I 'am guessing there is an api network problem and thats why i can't get my pod runnning on a node
[EDIT]
Log files
kubectl describe podName
>
> Name: my-nginx-9d5677d94-g44l6 Namespace: default Node: kubenode1/10.1.88.22 Start Time: Tue, 06 Mar 2018 08:24:13
> +0000 Labels: pod-template-hash=581233850
> run=my-nginx Annotations: <none> Status: Pending IP: Controlled By: ReplicaSet/my-nginx-9d5677d94 Containers:
> my-nginx:
> Container ID:
> Image: nginx
> Image ID:
> Port: 80/TCP
> State: Waiting
> Reason: ContainerCreating
> Ready: False
> Restart Count: 0
> Environment: <none>
> Mounts:
> /var/run/secrets/kubernetes.io/serviceaccount from default-token-phdv5 (ro) Conditions: Type Status
> Initialized True Ready False PodScheduled True
> Volumes: default-token-phdv5:
> Type: Secret (a volume populated by a Secret)
> SecretName: default-token-phdv5
> Optional: false QoS Class: BestEffort Node-Selectors: <none> Tolerations: node.kubernetes.io/not-ready:NoExecute for
> 300s
> node.kubernetes.io/unreachable:NoExecute for 300s Events: Type Reason Age From
> Message ---- ------ ---- ----
> ------- Normal Scheduled 5m default-scheduler Successfully assigned my-nginx-9d5677d94-g44l6 to kubenode1 Normal
> SuccessfulMountVolume 5m kubelet, kubenode1 MountVolume.SetUp
> succeeded for volume "default-token-phdv5" Warning
> FailedCreatePodSandBox 1m kubelet, kubenode1 Failed create pod
> sandbox. Normal SandboxChanged 1m kubelet, kubenode1
> Pod sandbox changed, it will be killed and re-created.
kubectl logs podName
Error from server (BadRequest): container "my-nginx" in pod "my-nginx-9d5677d94-g44l6" is waiting to start: ContainerCreating
journalctl -u kubelet gives this error
Mar 12 13:42:45 kubeMaster kubelet[16379]: W0312 13:42:45.824314 16379 cni.go:171] Unable to update cni config: No networks found in /etc/cni/net.d
Mar 12 13:42:45 kubeMaster kubelet[16379]: E0312 13:42:45.824816 16379 kubelet.go:2104] Container runtime network not ready: NetworkReady=false reason:NetworkPluginNotReady message:docker: network plugin is not ready: cni config uninitialized
The problem seems to be with my network plugin. In my /etc/systemd/system/kubelet.service.d/10.kubeadm.conf . the flags for the network plugins are present ? environment= kubelet_network_args --cni-bin-dir=/etc/cni/net.d
--network-plugin=cni
Thank you all for responding to my question.
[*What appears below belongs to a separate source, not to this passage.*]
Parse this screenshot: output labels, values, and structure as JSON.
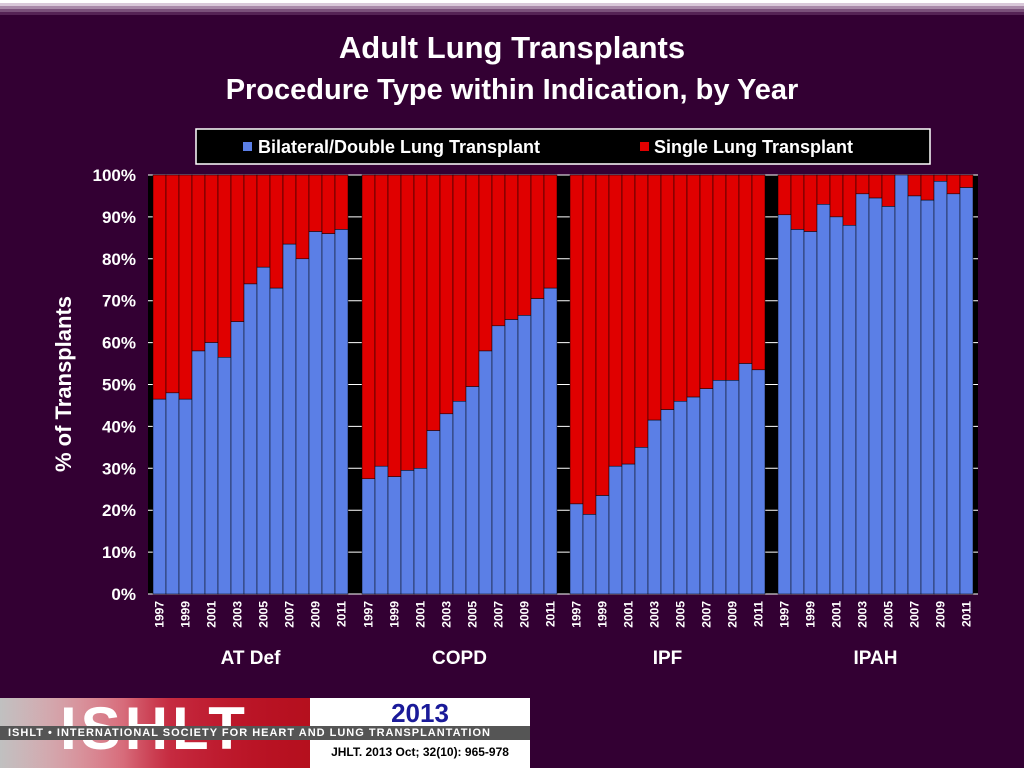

I solved my problem now. For anyone who has come to my question in the future the solution was as followed.
I cloned my raspberry pi images because i wanted a basicConfig.img for when i needed to add a new node to my cluster of when one gets down.
Weave network (the plugin i used) got confused because on every node and master the os had the same machine-id. When i deleted the machine id and created a new one (and reboot the nodes) my error got fixed.
The commands to do this was
sudo rm /etc/machine-id
sudo rm /var/lib/dbus/machine-id
sudo dbus-uuidgen --ensure=/etc/machine-id
Once again my patience was being tested. Because my kubernetes setup was normal and my raspberry pi os was normal. I founded this with the help of someone in the kubernetes community. This again shows us how important and great our IT community is. To the people of the future who will come to this question. I hope this solution will fix your error and will decrease the amount of time you will be searching after a stupid small thing.
You can see if it's network related by finding the node trying to pull the image:
kubectl describe pod <name> -n <namespace>
SSH to the node, and run docker pull nginx on it. If it's having issues pulling the image manually, then it might be network related.